The trial was when acquaintances of old time presented themselves to claim recognition. There were not more than half-a-dozen who did so, and two or three of these were not, in the end, unwelcome. They were worthy people of the middle-class provincial sort, full of natural curiosity, but also not lacking kindliness. Their curiosity Kingcote satisfied only in broad terms, and perhaps the fixed melancholy of his face prevented the grosser kind of inquisitiveness. He let it be known that his sister kept house for him, and that she was a widow, but it was some time before any one called to see Mary. The circumstances of her marriage were remembered, and created prejudice; there had not been wanting those who, at the time, hinted at worse things than a mere elopement, and now such points were rediscussed with the relish of a provincial appetite which has only limited diet. Still, even Mary was in the end accepted. The first lady who called upon her no doubt suppressed a hesitation for the sake of getting a glimpse of the domestic interior; one or two others justified themselves by the precedent. There followed invitations to heavy tea, and it was made known to Kingcote that he would be welcome here or there at supper. For his sisters sake he obliged himself to go wherever he was sought. He might not enjoy the conversation at these houses, but in future he must have that or none, and to keep up pretences would savour of the ludicrous. He was a shopkeeper, and likely to remain one to the end of his days. Nor did he in truth repine.

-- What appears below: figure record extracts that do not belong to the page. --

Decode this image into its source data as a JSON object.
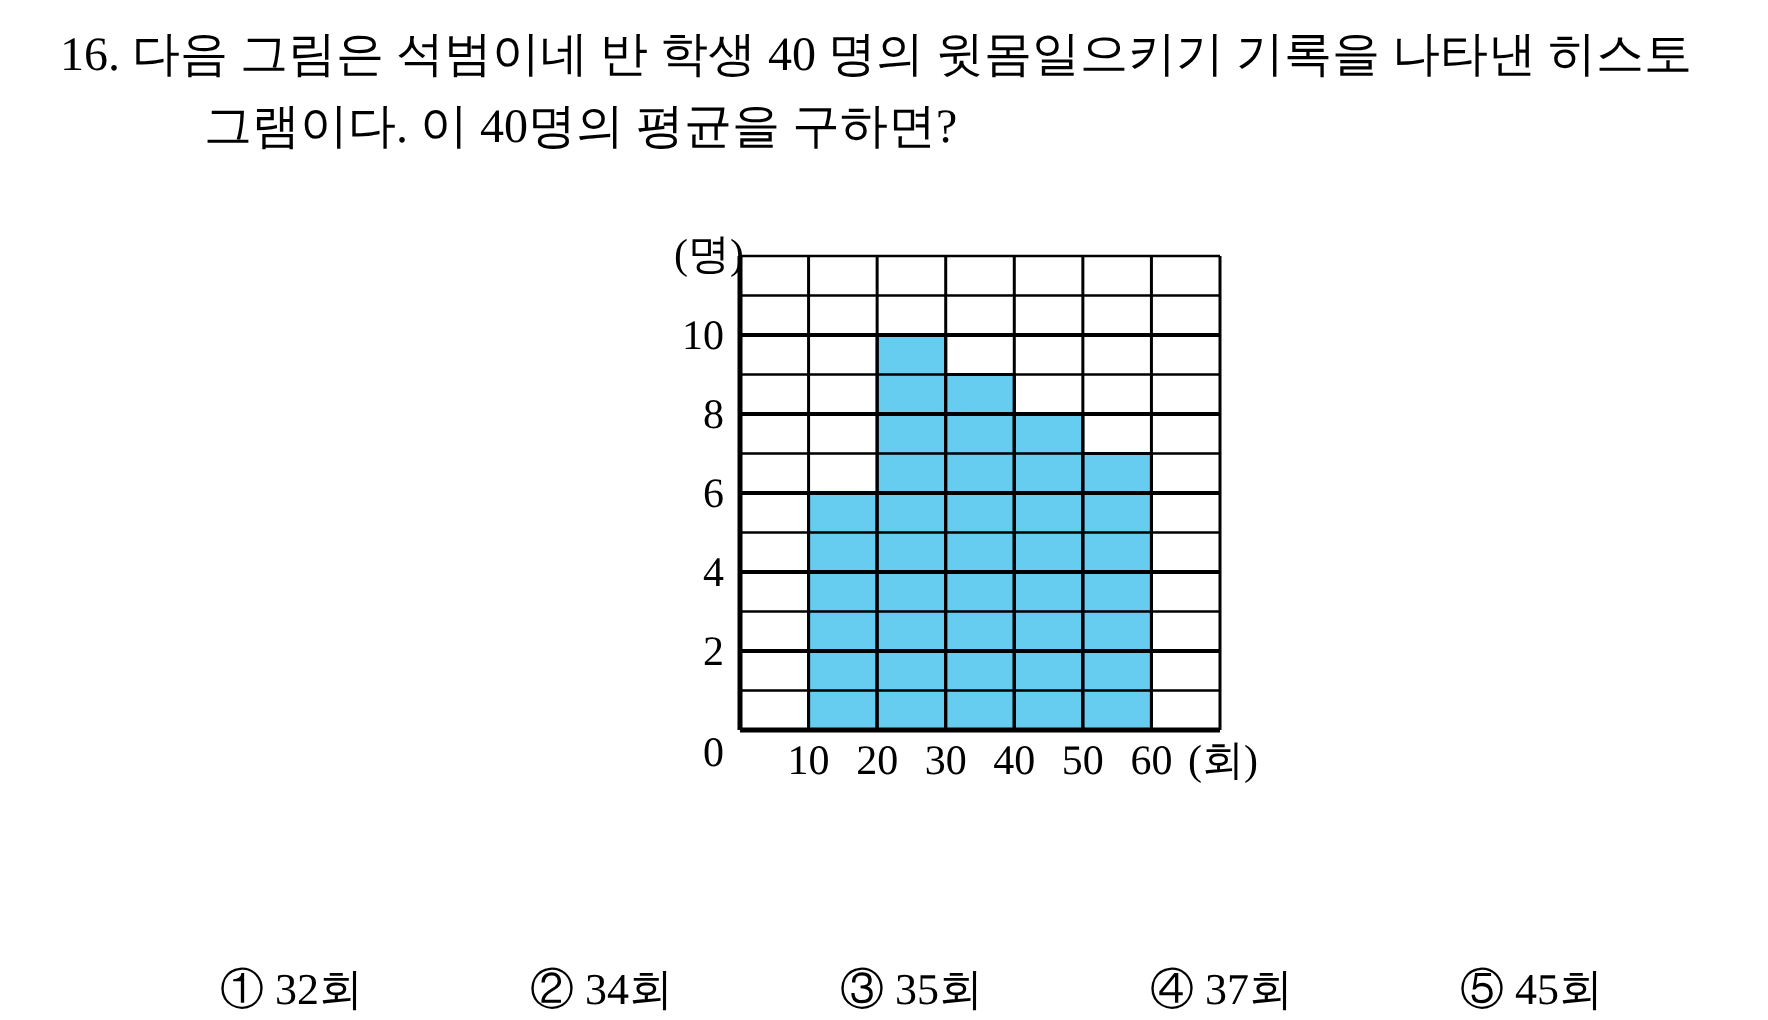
{
  "chart_data": {
    "type": "histogram",
    "title": "16. 다음 그림은 석범이네 반 학생 40 명의 윗몸일으키기 기록을 나타낸 히스토그램이다. 이 40명의 평균을 구하면?",
    "xlabel": "(회)",
    "ylabel": "(명)",
    "bins": [
      10,
      20,
      30,
      40,
      50,
      60
    ],
    "values": [
      6,
      10,
      9,
      8,
      7
    ],
    "color": "#66ccf0",
    "xlim": [
      0,
      70
    ],
    "ylim": [
      0,
      12
    ],
    "xticks": [
      {
        "value": 0,
        "label": null
      },
      10,
      20,
      30,
      40,
      50,
      60,
      {
        "value": 70,
        "label": null
      }
    ],
    "yticks": [
      0,
      {
        "value": 1,
        "label": null
      },
      2,
      {
        "value": 3,
        "label": null
      },
      4,
      {
        "value": 5,
        "label": null
      },
      6,
      {
        "value": 7,
        "label": null
      },
      8,
      {
        "value": 9,
        "label": null
      },
      10,
      {
        "value": 11,
        "label": null
      },
      {
        "value": 12,
        "label": null
      }
    ],
    "grid": true,
    "annotations": [
      "① 32회",
      "② 34회",
      "③ 35회",
      "④ 37회",
      "⑤ 45회"
    ]
  }
}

He rested. From his illness there had remained a good deal of physical weakness; it was more apparent now than it had been during the late months of the past year. He had no longer a desire to take walks, and indeed seldom left the house for such a purpose; when at leisure, he sat with a book, and it was a trouble to stir from his chair. His appearance was that of a man ten years beyond his own age; always grave, he had only to sit in silence for a quarter of an hour to fall into a dreamy state of absent-mindedness; as often as not he turned the pages of his book without knowledge of what he seemed to be reading. This was not the same thing as unhappiness; his mood was emphatically one of contentment. He interested himself in the details of his business, and was in nothing neglectful. Only it was all done without active pleasure; his life remained joyless.

“What are those lines you are repeating, Bernard?” his sister asked him one evening, when he had turned from the finished supper, to take up a magazine.